The Court of Appeal [our report here] found that was wrong.
the valuer is equally obliged to take into account the inherent fragility of a secure tenancy to becoming downgraded by operation of law into an assured tenancy, on a sale of a local authority landlord’s interest to a private landlord purchaser. In the first example, the fragility of the occupier’s interest is assumed to be taken advantage of by the selling landlord in default. In the present case, the vulnerability of Mr Loveridge’s secure tenancy to becoming downgraded into an assured tenancy on an open market sale to the highest bidder is inherent in the nature of his rights.
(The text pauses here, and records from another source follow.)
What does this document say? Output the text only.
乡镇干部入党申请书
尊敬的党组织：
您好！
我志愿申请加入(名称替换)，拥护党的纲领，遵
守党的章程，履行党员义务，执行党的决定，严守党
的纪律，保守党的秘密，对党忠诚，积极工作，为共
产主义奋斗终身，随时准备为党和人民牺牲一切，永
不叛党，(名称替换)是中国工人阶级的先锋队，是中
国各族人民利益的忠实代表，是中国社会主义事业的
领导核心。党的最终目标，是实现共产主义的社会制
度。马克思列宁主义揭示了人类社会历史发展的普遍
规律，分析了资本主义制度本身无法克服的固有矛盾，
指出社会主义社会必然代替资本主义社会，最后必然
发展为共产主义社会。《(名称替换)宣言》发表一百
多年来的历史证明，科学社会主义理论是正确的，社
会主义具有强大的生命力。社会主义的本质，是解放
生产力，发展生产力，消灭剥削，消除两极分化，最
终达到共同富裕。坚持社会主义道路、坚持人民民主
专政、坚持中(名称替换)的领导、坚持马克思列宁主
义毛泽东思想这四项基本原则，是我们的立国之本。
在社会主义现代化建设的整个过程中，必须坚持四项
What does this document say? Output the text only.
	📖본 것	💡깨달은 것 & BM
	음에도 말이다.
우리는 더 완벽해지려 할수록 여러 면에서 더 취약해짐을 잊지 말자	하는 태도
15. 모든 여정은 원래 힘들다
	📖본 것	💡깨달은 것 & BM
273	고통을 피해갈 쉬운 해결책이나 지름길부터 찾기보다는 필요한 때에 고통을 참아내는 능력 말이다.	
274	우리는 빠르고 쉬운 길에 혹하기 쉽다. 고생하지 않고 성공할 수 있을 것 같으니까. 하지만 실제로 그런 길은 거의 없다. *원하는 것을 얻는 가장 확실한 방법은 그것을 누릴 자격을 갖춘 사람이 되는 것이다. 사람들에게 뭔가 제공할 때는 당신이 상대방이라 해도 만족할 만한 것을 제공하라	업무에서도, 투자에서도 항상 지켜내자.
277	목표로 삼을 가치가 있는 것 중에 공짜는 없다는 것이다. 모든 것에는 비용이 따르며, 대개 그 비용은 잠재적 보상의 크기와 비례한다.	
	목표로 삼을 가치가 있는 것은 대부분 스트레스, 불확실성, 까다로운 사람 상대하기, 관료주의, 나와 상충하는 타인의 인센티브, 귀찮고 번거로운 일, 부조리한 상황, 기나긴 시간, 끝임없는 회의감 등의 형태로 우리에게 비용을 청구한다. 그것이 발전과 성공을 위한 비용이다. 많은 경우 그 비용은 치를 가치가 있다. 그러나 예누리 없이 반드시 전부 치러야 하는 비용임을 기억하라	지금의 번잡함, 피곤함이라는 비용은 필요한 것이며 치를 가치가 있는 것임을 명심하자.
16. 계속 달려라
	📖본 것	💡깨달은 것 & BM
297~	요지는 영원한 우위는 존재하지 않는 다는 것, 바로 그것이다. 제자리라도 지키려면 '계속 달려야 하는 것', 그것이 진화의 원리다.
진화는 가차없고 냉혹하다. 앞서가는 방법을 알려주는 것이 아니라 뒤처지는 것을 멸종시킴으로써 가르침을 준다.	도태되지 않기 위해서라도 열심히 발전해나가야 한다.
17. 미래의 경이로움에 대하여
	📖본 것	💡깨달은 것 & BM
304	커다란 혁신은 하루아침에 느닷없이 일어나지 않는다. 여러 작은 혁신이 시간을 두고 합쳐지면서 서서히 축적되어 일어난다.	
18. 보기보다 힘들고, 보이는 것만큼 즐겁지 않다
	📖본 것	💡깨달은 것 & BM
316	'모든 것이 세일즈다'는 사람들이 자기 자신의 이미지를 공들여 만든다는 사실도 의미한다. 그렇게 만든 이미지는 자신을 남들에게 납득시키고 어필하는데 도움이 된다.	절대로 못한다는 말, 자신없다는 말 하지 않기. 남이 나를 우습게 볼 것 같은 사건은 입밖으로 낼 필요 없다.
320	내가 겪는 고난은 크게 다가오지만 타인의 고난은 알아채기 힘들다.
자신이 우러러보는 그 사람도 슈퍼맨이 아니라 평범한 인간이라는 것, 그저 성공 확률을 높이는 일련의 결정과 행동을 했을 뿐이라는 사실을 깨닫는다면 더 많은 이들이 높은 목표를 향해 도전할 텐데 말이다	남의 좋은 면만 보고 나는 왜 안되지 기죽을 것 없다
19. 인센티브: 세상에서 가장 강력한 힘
Thus, as the secure tenancy would end on a sale to a private landlord, becoming an assured tenancy, that should be figured in. Thus the difference in sale value was probably nil. The Court of Appeal did add a few thousand to Mr L’s other damages, but the difference was still between some £16,000 and £90,000 odd.
Mr L went to the Supreme Court.
Briefly, the Supreme Court overturned the Court of Appeal, pointing to the express wording of s.28(1)(a) – ‘that the residential occupier ‘continues to have the same right to occupy the premises as before’. As the whole exercise was hypothetical, predicated on the unreality of selling a property that in any event had another secure tenant in the other flat, the ‘same right to occupy’ had to be taken to mean a continued secure tenancy, even if in practice such a thing was impossible.
What was the right which Mr Loveridge had to occupy the downstairs flat immediately prior to the eviction? It was the right of a secure tenant. Lambeth correctly argues that the consequence of a notional sale to a private landlord would be to convert the status of Mr Loveridge’s tenancy (and indeed that of the tenancy upstairs) from secured to assured. But in my view the notional exercise mandated by subsection 3(a) of section 28 does not extend to making the consequential adjustments to the nature of Mr Loveridge’s right (or indeed that of the tenant upstairs) consequent upon sale. For that is barred by the words of subsection 1(a). Within this highly artificial exercise, regard to the effect of one assumption is halted by the terms of another.
The first instance decision was right and the damages assessment restored.
That said, the Supreme Court was not entirely happy with this result. Noting that
Local authority landlords rarely perpetrate unlawful evictions of their tenants. When they do so, it is usually, as here, as a result of honest misjudgement and scarcely ever (although it was found to have occurred in AA v London Borough of Southwark [2014] EWHC 500 (QB)[our note]) as a result of any deliberate intention to act unlawfully.
the Court later added
Parliament might wish to revisit the application of section 27, and therefore of section 28, of the 1988 Act to unlawful evictions on the part of local authorities. No doubt all reasonable means of dissuading them from making unlawful evictions, whether by misjudgement or otherwise, should be in place. But the facts are that Lambeth did not realise a capital gain, and never aspired to realise a capital gain, as a result of its eviction of Mr Loveridge; and that its intention was always to re-let the flat and that, once it did so, even its notional gain was eliminated. In such circumstances it seems wrong that, by reference to a calculation of its notional gain, the law should require payment to Mr Loveridge out of public funds in an amount which is 12 times greater than that of his loss.
For now. s.28 applies as per this Judgment, unless and until Parliament gets around to amending it, meaning the possibility of very substantial damages for an unlawfully evicted secure tenant.